Ces chères « exos » de cotisations qui plombent les comptes publics

Ils ont trente ans, ils ont donc largement atteint l’âge de raison !
Et… la raison voudrait que les allégements sur les cotisations sociales patronales soient, au moins et enfin, réduits. Car ceux autrement appelés « exonérations » ― accordées sans aucune conditionnalité, contrairement à ce que demande FO ― prennent toujours plus d’ampleur depuis 1993, au point d’induire un manque à gagner conséquent pour les comptes publics.
Elles représentaient plus de 80 milliards en 2022, dont 73 milliards pour les allégements généraux jusqu’à 3,5 Smic. Or, ce mécanisme de baisse du coût du travail, décidé au nom de la protection de l’emploi, de la lutte contre le chômage et pour la compétitivité de l’économie, est loin d’avoir prouvé son efficience. Cependant, critiquées au fil du temps mais échappant à une réelle évaluation par l’État, les « exos » perdurent, alors qu’elles attaquent le salaire différé des travailleurs et participent à les maintenir dans une fourchette salariale entre un et 1,6 Smic.
Tout mouvement allant vers leur remise en cause procède d’une bataille âpre.
Bataille que FO mène sans relâche.

À chaque employeur sa niche sociale, ou presque

Les exonérations de cotisations sociales dont bénéficient les employeurs affiliés au régime général ont atteint le niveau record de 73,6 milliards d’euros en 2022, en hausse de 13,1 % sur un an, selon un bilan de l’Urssaf publié en juillet dernier. C’est autant de manque à gagner en termes de recettes pour les comptes sociaux.

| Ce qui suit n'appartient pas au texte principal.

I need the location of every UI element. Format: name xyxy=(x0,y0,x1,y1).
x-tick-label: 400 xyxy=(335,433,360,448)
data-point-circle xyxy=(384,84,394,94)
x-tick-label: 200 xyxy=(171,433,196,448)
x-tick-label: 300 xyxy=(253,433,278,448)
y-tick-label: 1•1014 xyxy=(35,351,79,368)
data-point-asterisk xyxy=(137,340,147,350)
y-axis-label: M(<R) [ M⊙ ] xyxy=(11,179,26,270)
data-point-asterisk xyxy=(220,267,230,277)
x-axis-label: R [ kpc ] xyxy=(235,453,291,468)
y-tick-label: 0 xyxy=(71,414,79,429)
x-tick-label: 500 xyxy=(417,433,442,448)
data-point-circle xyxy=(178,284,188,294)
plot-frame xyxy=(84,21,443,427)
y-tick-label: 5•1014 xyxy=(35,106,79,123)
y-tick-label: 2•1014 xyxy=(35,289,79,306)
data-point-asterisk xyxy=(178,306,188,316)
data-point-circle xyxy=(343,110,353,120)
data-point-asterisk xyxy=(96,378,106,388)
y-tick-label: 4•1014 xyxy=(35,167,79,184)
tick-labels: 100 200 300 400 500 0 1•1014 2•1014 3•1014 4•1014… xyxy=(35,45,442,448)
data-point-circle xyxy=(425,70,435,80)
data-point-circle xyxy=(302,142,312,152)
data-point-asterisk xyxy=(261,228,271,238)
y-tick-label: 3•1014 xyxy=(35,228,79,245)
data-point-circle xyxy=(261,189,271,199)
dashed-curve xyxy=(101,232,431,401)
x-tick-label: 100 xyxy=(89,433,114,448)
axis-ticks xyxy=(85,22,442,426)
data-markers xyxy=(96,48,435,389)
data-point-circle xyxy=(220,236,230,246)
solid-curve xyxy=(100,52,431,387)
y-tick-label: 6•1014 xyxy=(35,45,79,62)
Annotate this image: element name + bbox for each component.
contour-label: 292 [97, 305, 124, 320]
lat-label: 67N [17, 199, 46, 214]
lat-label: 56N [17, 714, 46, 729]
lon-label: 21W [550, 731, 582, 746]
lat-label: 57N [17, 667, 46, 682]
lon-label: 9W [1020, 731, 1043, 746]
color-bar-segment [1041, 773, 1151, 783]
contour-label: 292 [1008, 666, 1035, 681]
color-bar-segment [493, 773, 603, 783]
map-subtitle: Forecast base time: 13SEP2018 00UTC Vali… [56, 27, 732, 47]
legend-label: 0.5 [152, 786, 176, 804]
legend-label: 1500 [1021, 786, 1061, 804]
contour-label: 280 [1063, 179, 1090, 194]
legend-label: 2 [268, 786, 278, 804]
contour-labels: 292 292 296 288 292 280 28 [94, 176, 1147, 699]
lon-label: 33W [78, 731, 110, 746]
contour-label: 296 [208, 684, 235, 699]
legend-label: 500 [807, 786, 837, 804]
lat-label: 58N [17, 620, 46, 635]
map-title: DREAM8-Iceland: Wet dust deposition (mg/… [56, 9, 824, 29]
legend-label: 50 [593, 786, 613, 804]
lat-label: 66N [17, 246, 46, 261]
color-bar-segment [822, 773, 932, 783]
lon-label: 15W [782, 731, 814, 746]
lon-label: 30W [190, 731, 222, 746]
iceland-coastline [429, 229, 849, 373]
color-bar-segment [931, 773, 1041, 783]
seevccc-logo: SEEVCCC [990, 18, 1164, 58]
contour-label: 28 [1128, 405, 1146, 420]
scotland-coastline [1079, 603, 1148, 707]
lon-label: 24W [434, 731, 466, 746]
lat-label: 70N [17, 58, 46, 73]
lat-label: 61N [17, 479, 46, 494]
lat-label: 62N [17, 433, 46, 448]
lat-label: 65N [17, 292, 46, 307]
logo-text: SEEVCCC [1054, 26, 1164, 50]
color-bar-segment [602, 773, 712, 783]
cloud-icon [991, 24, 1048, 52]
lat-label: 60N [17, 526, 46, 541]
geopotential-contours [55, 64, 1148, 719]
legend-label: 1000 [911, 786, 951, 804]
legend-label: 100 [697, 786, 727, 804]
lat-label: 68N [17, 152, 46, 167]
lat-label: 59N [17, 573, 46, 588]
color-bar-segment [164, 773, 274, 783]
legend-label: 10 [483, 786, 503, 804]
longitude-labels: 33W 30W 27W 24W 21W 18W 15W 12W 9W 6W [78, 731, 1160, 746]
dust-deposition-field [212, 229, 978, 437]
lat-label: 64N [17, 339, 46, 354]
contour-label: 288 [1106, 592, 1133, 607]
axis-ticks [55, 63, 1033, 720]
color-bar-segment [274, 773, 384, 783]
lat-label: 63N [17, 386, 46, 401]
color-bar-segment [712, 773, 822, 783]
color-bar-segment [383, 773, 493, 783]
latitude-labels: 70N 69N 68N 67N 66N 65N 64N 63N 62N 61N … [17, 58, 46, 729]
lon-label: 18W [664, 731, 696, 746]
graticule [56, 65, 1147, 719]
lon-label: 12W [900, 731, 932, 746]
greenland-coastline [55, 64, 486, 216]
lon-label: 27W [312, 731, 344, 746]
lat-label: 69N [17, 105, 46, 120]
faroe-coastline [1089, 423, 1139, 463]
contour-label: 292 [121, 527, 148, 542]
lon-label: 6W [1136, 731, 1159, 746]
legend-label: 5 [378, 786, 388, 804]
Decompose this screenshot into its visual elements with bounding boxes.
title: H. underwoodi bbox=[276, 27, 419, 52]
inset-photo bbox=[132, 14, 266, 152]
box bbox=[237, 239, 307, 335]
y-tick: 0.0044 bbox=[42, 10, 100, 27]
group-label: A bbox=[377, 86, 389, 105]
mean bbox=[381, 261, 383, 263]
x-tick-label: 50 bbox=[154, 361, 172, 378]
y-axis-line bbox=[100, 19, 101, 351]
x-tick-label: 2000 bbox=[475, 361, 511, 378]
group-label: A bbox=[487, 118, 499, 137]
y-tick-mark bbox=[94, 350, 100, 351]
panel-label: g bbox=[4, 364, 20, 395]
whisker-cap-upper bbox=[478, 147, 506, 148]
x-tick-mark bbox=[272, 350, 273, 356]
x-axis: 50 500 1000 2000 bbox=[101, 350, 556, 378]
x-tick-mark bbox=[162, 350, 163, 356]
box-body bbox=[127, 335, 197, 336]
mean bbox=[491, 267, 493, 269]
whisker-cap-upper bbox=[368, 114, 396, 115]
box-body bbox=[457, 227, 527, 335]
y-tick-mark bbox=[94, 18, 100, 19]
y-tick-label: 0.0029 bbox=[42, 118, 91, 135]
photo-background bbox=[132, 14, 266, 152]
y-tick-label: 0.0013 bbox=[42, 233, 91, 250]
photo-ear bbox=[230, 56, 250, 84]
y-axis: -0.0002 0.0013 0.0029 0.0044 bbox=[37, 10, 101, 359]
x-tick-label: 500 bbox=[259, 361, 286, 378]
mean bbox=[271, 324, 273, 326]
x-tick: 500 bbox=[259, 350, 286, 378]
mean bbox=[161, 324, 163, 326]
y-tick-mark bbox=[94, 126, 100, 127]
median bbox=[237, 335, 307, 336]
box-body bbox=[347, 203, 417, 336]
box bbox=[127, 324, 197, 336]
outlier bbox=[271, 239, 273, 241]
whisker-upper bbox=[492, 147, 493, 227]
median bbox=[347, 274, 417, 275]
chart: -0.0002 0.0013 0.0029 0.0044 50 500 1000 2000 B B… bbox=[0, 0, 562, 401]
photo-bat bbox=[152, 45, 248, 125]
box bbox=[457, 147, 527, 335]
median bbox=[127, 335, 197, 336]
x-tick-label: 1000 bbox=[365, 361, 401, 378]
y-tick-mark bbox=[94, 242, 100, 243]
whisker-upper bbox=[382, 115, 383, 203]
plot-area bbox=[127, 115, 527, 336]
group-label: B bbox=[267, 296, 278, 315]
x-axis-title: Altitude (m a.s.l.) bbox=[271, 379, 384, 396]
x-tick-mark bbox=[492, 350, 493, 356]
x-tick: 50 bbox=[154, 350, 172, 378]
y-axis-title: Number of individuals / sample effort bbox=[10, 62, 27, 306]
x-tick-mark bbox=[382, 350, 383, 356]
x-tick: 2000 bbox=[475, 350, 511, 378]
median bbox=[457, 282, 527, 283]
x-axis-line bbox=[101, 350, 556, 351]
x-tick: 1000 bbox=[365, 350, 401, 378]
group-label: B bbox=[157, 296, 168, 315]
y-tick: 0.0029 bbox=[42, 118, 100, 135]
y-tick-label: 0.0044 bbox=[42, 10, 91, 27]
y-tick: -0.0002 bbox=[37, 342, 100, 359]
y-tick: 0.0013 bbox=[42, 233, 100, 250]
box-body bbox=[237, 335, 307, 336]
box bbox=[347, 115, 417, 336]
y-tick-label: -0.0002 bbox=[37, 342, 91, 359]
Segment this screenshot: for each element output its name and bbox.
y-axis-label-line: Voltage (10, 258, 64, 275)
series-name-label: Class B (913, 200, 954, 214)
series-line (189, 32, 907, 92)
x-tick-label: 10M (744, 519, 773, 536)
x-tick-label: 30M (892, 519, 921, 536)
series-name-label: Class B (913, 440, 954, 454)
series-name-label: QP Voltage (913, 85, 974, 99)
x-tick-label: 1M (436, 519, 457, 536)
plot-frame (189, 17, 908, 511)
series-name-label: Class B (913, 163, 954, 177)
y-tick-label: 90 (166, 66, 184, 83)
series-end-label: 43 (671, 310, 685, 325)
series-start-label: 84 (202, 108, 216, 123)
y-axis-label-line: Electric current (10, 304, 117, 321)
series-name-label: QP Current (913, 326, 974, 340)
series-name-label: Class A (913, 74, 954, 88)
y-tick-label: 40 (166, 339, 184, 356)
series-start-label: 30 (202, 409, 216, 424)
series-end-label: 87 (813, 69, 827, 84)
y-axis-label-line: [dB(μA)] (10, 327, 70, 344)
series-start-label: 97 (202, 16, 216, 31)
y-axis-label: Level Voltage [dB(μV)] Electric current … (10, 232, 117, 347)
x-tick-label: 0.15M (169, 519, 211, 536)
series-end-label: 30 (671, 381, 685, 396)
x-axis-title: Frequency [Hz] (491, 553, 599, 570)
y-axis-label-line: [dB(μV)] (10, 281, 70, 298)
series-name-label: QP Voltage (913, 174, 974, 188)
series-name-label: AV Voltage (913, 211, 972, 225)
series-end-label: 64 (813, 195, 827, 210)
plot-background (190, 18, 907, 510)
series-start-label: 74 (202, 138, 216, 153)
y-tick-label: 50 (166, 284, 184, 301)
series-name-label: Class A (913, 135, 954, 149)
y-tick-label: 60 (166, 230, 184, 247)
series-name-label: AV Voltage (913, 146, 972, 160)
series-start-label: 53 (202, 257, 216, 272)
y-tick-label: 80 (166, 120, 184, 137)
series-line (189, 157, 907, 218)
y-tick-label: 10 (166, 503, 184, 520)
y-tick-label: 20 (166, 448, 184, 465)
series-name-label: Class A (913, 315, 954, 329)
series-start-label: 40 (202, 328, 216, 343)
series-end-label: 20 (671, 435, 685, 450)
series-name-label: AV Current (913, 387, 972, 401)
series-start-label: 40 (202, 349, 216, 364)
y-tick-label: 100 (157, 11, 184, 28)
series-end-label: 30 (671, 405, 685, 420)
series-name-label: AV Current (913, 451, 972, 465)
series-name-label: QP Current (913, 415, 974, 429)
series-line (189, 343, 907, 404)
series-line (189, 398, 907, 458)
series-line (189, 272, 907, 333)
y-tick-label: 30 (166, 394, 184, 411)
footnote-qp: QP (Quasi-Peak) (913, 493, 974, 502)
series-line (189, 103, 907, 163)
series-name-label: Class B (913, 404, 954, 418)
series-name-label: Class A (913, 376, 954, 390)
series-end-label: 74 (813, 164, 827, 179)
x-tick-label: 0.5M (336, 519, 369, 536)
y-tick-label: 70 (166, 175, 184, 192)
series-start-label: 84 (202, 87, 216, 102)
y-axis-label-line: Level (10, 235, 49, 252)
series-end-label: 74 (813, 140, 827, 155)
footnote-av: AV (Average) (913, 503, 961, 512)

Le premier dispositif d’exonérations patronales sur les cotisations sociales est apparu en 1993 avec l’objectif de faire baisser le coût du travail pour favoriser les créations d’emplois. Seules les cotisations familiales étaient alors concernées. L’exonération était de 100 % jusqu’à 1,1 Smic et de 50 % jusqu’à 1,2 Smic. Depuis, le nombre de mesures s’est multiplié, pour un taux d’exonération toujours plus élevé et une assiette de plus en plus large.

Aujourd’hui, la réduction générale sur les cotisations et les contributions dont bénéficient les employeurs du secteur privé s’applique aux rémunérations inférieures à 1,6 Smic brut par an. C’est l’ancien « allégement Fillon ». Sont concernées les cotisations patronales : Assurance maladie, maternité, invalidité, décès et vieillesse de base, allocations familiales, accidents du travail et maladies professionnelles, Assurance chômage, aide au logement, solidarité autonomie et retraite complémentaire obligatoire (Agirc-Arrco).
Les exonérations sont totales au niveau du Smic, puis se réduisent pour devenir nulles lorsque le salaire atteint 1,6 Smic par an. Sauf exception, rare, tous les employeurs du privé sont éligibles aux exonérations, pour tous les contrats, y compris à temps partiel ou en alternance.

Des exonérations de cotisations sur les salaires jusqu’à 4,5 Smic

Pour les employeurs qui entrent dans le champ d’application de la réduction générale, le taux de cotisation d’allocations familiales est également réduit de 1,8 point (de 5,25 % à 3,45 %) concernant les rémunérations qui n’excèdent pas 3,5 fois le Smic annuel.

La transformation en 2019 du crédit d’impôt pour la compétitivité et l’emploi (CICE) en une baisse des cotisations sociales a entraîné une extension des allégements généraux dont bénéficient les employeurs. Cela concerne les cotisations de retraite complémentaire (6,01 points) et d’Assurance chômage (4,05 points).
Les employeurs bénéficient également depuis cette date d’une réduction de six points du taux de cotisation d’Assurance maladie (ramené de 13 % à 7 %) pour les salaires jusqu’à 2,5 Smic brut.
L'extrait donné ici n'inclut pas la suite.